= Cherry v. Mathews (1976) =

Cherry v. Mathews, 419 F. Supp. 922 (1976), is a case in which the United States District Court, District of Columbia, in which the court plaintiffs filed actions to the Secretary of Health, Education and Welfare to compel regulations implementing Section 504 of the Rehabilitation Act of 1973. The order for the defendants' motion for summary Judgment was denied for lacking explicit duty to issues regulations and other civil right and similar statutes rulemaking authority (non-discrimination on account of sex, race, color or national origin) .

== Background ==
James L. Cherry was a research patient at the National Institutes of Health (NIH) in Bethesda, Maryland who had muscle illness that had him quadriplegic and was fighting cancer that was discovered during research. As a person with a disability, James received negative responses from the US Dept. of Health, Education and Welfare (HEW), arguing they had no legal duty to issue a regulation under Section 504 that was a mere policy statement. James disagreed and started contacting national disability groups and disabled persons in the Washington area, but was not able to acquire the support was needed for him. During medical procedures and fighting with cancer, contacted the Institute for Public Representation (INSPIRE) at Georgetown University Law Center in Washington, DC who took the case. Also, he contacted members of Action League for Physically Handicapped Adults (ALPHA) from Louisville, Kentucky to join as co-plaintiff who agreed to launch the Section 504 case against Davis Mathews, secretary of HEW. The District Court concludes that the Secretary is required putting to effect the section 504 regulations.

== Decision ==
The Cherry v Mathews case was decided in James Cherry’s favor.
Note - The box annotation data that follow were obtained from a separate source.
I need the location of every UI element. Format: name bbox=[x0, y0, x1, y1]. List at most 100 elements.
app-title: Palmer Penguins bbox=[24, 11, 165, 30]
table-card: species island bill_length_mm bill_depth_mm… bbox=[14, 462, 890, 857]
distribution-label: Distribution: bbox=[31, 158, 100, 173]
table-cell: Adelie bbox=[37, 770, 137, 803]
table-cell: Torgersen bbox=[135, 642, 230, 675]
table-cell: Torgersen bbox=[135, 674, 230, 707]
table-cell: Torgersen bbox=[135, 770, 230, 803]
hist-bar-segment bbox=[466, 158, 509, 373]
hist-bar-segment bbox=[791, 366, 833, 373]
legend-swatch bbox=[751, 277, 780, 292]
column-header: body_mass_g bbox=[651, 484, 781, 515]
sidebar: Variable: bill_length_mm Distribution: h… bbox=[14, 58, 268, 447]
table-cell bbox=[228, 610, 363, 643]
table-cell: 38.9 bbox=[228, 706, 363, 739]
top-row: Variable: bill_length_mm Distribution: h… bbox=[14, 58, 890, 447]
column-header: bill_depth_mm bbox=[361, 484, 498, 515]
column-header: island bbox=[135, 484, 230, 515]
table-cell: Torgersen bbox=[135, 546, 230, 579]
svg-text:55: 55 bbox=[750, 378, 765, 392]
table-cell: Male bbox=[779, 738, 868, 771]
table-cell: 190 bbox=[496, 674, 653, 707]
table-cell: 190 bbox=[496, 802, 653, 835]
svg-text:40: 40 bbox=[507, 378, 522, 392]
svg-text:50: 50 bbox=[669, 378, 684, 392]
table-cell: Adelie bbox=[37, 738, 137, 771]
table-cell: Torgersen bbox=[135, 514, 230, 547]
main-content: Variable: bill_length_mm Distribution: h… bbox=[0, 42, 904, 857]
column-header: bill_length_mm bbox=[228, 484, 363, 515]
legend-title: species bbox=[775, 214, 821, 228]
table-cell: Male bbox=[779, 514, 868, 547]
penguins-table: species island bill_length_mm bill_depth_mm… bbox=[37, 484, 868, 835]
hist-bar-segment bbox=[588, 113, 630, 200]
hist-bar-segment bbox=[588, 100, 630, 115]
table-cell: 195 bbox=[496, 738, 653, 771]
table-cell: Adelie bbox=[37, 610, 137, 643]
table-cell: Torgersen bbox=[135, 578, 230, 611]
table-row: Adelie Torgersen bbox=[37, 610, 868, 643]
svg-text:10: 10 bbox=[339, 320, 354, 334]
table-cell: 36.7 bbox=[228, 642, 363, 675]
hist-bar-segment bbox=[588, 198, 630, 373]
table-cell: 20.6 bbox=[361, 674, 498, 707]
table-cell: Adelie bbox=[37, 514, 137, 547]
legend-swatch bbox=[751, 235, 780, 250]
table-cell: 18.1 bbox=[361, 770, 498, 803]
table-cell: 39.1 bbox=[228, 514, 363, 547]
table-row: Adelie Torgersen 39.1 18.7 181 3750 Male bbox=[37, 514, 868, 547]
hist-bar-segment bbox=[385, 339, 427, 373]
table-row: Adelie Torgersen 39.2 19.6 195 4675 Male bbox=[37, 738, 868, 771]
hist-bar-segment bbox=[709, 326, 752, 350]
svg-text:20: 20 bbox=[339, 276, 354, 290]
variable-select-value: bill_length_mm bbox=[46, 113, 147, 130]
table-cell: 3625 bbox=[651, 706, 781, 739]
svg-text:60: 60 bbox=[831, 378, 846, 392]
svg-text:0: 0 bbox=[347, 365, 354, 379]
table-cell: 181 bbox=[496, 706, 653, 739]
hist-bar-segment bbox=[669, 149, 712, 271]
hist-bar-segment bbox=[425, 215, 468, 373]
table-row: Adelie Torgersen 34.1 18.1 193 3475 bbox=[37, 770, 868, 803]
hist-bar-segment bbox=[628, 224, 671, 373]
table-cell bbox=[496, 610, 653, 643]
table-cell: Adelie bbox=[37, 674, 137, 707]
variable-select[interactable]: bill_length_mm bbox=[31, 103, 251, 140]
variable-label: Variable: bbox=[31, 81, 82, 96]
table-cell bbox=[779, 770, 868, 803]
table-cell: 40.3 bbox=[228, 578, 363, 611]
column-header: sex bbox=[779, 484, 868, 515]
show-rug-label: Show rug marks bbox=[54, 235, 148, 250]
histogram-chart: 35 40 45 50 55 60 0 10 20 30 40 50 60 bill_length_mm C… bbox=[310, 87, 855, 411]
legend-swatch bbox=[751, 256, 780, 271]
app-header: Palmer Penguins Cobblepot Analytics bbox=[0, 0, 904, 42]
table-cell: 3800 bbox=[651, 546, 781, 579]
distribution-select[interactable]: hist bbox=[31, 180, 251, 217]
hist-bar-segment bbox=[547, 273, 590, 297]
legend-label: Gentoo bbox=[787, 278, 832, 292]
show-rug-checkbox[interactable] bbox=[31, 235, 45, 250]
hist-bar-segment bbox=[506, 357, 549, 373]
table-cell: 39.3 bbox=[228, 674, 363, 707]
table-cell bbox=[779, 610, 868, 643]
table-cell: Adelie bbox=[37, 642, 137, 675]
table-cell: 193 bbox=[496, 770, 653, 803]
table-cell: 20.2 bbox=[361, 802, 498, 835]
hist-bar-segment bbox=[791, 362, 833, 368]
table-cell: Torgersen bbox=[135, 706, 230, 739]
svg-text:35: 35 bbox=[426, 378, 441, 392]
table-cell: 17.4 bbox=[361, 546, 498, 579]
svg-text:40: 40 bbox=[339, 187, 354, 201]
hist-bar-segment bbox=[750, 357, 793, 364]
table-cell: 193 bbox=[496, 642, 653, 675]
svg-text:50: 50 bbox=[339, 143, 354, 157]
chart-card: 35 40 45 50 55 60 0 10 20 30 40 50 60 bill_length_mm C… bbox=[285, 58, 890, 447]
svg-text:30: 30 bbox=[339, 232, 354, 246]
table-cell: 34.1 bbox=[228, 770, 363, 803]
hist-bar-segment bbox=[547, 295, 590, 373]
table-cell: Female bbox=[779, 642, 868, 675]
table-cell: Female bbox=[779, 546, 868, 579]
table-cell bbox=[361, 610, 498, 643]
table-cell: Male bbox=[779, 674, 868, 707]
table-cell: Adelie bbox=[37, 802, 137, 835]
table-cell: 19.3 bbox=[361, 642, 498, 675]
The US District Court in July 19 of 1976, ordered DHEW to develop the Section 504 regulations to prohibit discrimination against people with disabilities. The statute says: “No otherwise qualified handicapped individual in the United States, as defined in [29 U.S.C s 706(6), as amended], shall, solely by reason of his handicap, be excluded from the participation in, be denied the benefits of, or be subjected to discrimination under any program or activity receiving Federal financial assistance.”